# family of 6 traveling to Thailand



## maxolla (Feb 5, 2013)

Hi all,
We are a family of 6 planning a trip to Thailand. We are not new to travel in the western hemisphere but are new to travel in the orient. We are looking for information specific to traveling with young children ages 1,3,6, and 8. We aren't typical Americans in that we are over freaked out by living crude living conditions but always try our best to find adequate living situations. 

We are planning first to travel to Chiang Mai and aclimatize there for a month or so. 

Are there any travelers out there with children successfully living in Thailand that wouldn't mind giving us your contact info for a possible skype and email?

Thanks in advance,
Seltmanns


----------



## Nads1 (Jan 9, 2012)

Hi, we are moving from UK with three young children 11 months, 5 and 7 as well and would love to meet families so our kids can make friends. We will be in Bangkok though. From my research, it would seem that families with young kids do well there without any major problems. Get a nice house somewhere near to parks or have a big garden a bit out of Downtown Bangkok or further out. What about schooling?


----------



## maxolla (Feb 5, 2013)

Nads1 said:


> Hi, we are moving from UK with three young children 11 months, 5 and 7 as well and would love to meet families so our kids can make friends. We will be in Bangkok though. From my research, it would seem that families with young kids do well there without any major problems. Get a nice house somewhere near to parks or have a big garden a bit out of Downtown Bangkok or further out. What about schooling?


From all of my research Bangkok seems the last place a family would want to be. I have heard good things about Chiang Mai. If you are looking for a big city Bangkok is the ticket but if you want more of a slower pace for your kids there seems to be many better choices. 

Cheers


----------



## Nads1 (Jan 9, 2012)

maxolla said:


> From all of my research Bangkok seems the last place a family would want to be. I have heard good things about Chiang Mai.
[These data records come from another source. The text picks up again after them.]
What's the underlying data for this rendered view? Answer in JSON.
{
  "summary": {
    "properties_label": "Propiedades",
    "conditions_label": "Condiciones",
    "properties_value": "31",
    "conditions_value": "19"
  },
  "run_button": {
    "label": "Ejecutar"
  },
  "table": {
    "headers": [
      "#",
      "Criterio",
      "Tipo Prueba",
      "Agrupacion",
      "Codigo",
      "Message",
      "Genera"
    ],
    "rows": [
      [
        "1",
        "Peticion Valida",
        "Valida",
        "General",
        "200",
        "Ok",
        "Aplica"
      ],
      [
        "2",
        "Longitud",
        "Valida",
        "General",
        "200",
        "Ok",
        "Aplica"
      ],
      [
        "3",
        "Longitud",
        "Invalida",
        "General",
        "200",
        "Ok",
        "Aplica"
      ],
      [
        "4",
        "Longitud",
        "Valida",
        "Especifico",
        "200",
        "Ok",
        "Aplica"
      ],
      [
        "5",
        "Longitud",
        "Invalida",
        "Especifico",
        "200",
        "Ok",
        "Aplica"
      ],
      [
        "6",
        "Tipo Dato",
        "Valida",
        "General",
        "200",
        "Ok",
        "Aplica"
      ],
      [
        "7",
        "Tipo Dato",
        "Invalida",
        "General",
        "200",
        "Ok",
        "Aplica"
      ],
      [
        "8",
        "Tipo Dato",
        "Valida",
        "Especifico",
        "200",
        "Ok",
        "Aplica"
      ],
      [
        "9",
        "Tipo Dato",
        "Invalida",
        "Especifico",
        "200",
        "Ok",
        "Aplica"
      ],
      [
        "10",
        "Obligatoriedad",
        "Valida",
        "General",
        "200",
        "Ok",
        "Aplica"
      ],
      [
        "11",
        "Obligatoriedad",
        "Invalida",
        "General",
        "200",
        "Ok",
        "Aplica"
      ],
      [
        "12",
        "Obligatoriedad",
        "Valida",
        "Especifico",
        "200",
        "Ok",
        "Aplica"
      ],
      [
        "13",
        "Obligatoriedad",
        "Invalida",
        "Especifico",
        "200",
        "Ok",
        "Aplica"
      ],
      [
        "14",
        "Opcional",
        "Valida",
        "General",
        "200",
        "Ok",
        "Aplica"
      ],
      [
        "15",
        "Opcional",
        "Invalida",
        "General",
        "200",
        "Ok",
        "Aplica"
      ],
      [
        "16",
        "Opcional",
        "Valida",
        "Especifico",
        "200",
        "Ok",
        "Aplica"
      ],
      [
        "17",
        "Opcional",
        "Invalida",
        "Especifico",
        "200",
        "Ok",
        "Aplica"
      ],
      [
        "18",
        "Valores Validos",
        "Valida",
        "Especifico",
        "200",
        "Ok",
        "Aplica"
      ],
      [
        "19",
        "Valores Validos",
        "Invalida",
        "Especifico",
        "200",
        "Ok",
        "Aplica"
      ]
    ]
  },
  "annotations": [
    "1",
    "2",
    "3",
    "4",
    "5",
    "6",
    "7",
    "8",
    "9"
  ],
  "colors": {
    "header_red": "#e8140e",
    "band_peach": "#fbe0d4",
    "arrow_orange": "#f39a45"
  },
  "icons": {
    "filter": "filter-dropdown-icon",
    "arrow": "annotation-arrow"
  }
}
If you are looking for a big city Bangkok is the ticket but if you want more of a slower pace for your kids there seems to be many better choices.
> 
> Cheers



That is true but my school is within that busy city area and I don't want to travel far to work with my kids. I have discovered that there are some really nice gated communities with green space (obviously not extensive) in the Upper Suk. area.

So, we are really looking to live a bit out of town but not too much out.


----------



## cooked (Jan 30, 2011)

Being near a BTS train station is definitely a plus in Bangkok. You have to pay for the privilege.


----------



## stednick (Oct 16, 2011)

maxolla said:


> From all of my research Bangkok seems the last place a family would want to be. I have heard good things about Chiang Mai. If you are looking for a big city Bangkok is the ticket but if you want more of a slower pace for your kids there seems to be many better choices.
> 
> Cheers


Realize that the City of Bangkok is a sprawling metropolis of more than 1,500 square kilometers (600 square miles) in area. Mostly built out, not up. This provides for a serious selection of diverse neighborhoods from downright congested big inner city slums to green open areas with outdoors park settings. You can find just about any socioeconomic habitat you desire. 

Of course, finding the best location will require considerable detective work on your part.


----------



## grgo69 (Feb 21, 2013)

What I seen Udon Thani is nice place to live, and not too hot and Thai attitude toward Farangs is good, and I think pretty cheap


----------